Friday, June 19, 2009

Flight to Paris

If you're a reader who needs to like and admire the main characters in the novels you choose, I recommend that you skip Beat by Amy Boaz. On the other hand, if you're prepared to suspend your disapproval in order to follow the story of flawed, unlikeable but undeniably interesting characters you might enjoy it.

Frances, an unhappily married woman from suburban New York, has abandoned her husband and toddler son and fled to Paris with her seven-year-old daughter Cathy. She is fleeing the disastrous ending of her love affair with Joseph, a New-Agey, self important older man who translates Sanskrit love poems and teaches at the hilariously named Diamondcutter Institute of Unformed Conceptions in Boulder, Colorado. In flashbacks we learn that Frances, whose marriage is in such disarray that her husband Harry sleeps in a shed he has built in their yard, met Joseph at a wedding reception and was immediately smitten.

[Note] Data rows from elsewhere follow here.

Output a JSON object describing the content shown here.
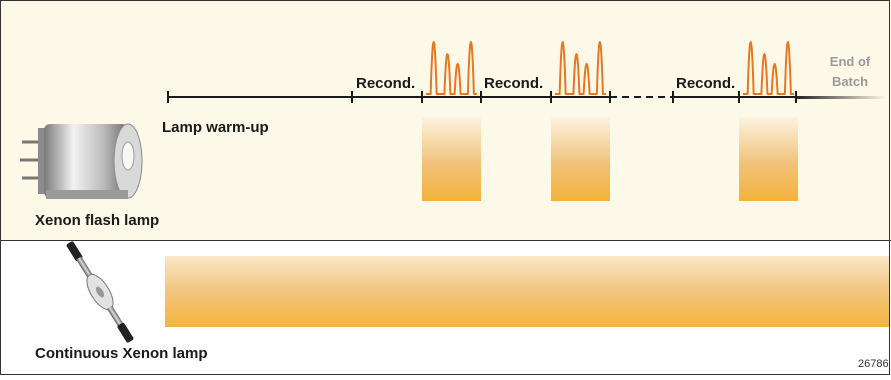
{
  "flash_section": {
    "lamp_label": "Xenon flash lamp",
    "warmup_label": "Lamp warm-up",
    "recond_labels": [
      "Recond.",
      "Recond.",
      "Recond."
    ],
    "end_of_batch": [
      "End of",
      "Batch"
    ]
  },
  "continuous_section": {
    "lamp_label": "Continuous Xenon lamp"
  },
  "figure_id": "26786",
  "colors": {
    "top_panel_bg": "#fdf9e8",
    "peak_color": "#e87722",
    "bar_light": "#fdf3e0",
    "bar_dark": "#f3b336",
    "border": "#333333"
  }
}
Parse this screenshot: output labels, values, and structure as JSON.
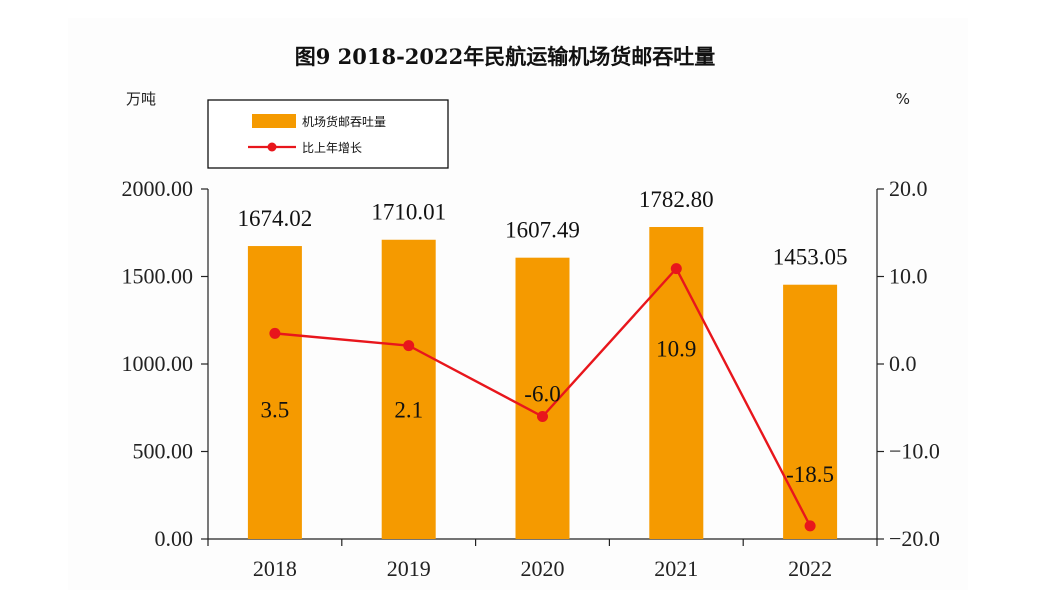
{
  "chart_data": {
    "type": "bar",
    "title": "图9 2018-2022年民航运输机场货邮吞吐量",
    "categories": [
      "2018",
      "2019",
      "2020",
      "2021",
      "2022"
    ],
    "y_left_unit": "万吨",
    "y_right_unit": "%",
    "y_left_ticks": [
      "2000.00",
      "1500.00",
      "1000.00",
      "500.00",
      "0.00"
    ],
    "y_right_ticks": [
      "20.0",
      "10.0",
      "0.0",
      "−10.0",
      "−20.0"
    ],
    "ylim_left": [
      0,
      2000
    ],
    "ylim_right": [
      -20,
      20
    ],
    "grid": false,
    "legend_position": "top-left",
    "series": [
      {
        "name": "机场货邮吞吐量",
        "type": "bar",
        "axis": "left",
        "color": "#F59A00",
        "values": [
          1674.02,
          1710.01,
          1607.49,
          1782.8,
          1453.05
        ],
        "labels": [
          "1674.02",
          "1710.01",
          "1607.49",
          "1782.80",
          "1453.05"
        ]
      },
      {
        "name": "比上年增长",
        "type": "line",
        "axis": "right",
        "color": "#E8161C",
        "values": [
          3.5,
          2.1,
          -6.0,
          10.9,
          -18.5
        ],
        "labels": [
          "3.5",
          "2.1",
          "-6.0",
          "10.9",
          "-18.5"
        ]
      }
    ]
  }
}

Blithely ignoring the fact that Joseph was already living with a woman, the formidable Arlene Manhunter, a famous Beat poet and founder of the Institute, she began a frantic love affair with him, flying cross country to spend passionate weekends on the mountain trails and in the Boulder Quality Inn. And as the flashbacks unfold we learn that Arlene is not a woman to be trifled with.

But now Frances is in Paris, trying to entertain her daughter, sort out her life, earn enough money to afford increasingly shabby hotel rooms, and deal with a mysterious man who seems to be following her. Told in the first person, the prose is sometimes dreamlike and poetic as Frances looks back on the events that have brought her to Paris. But there is also an undercurrent of suspense, since the final events in the affair are revealed slowly and obliquely. Frances is not great at accepting responsibility or recognizing her own faults. Fortunately she has a seven-year-old daughter who is good at dragging her into reality, and Boaz's mother/daughter dialogues seem fresh and true. Even though I was sometimes annoyed by Frances' self-justifying explanations for her behavior, I was engrossed in the story (great descriptions of Paris) and impressed with Boaz's ability to weave the past and present together in a compelling narrative.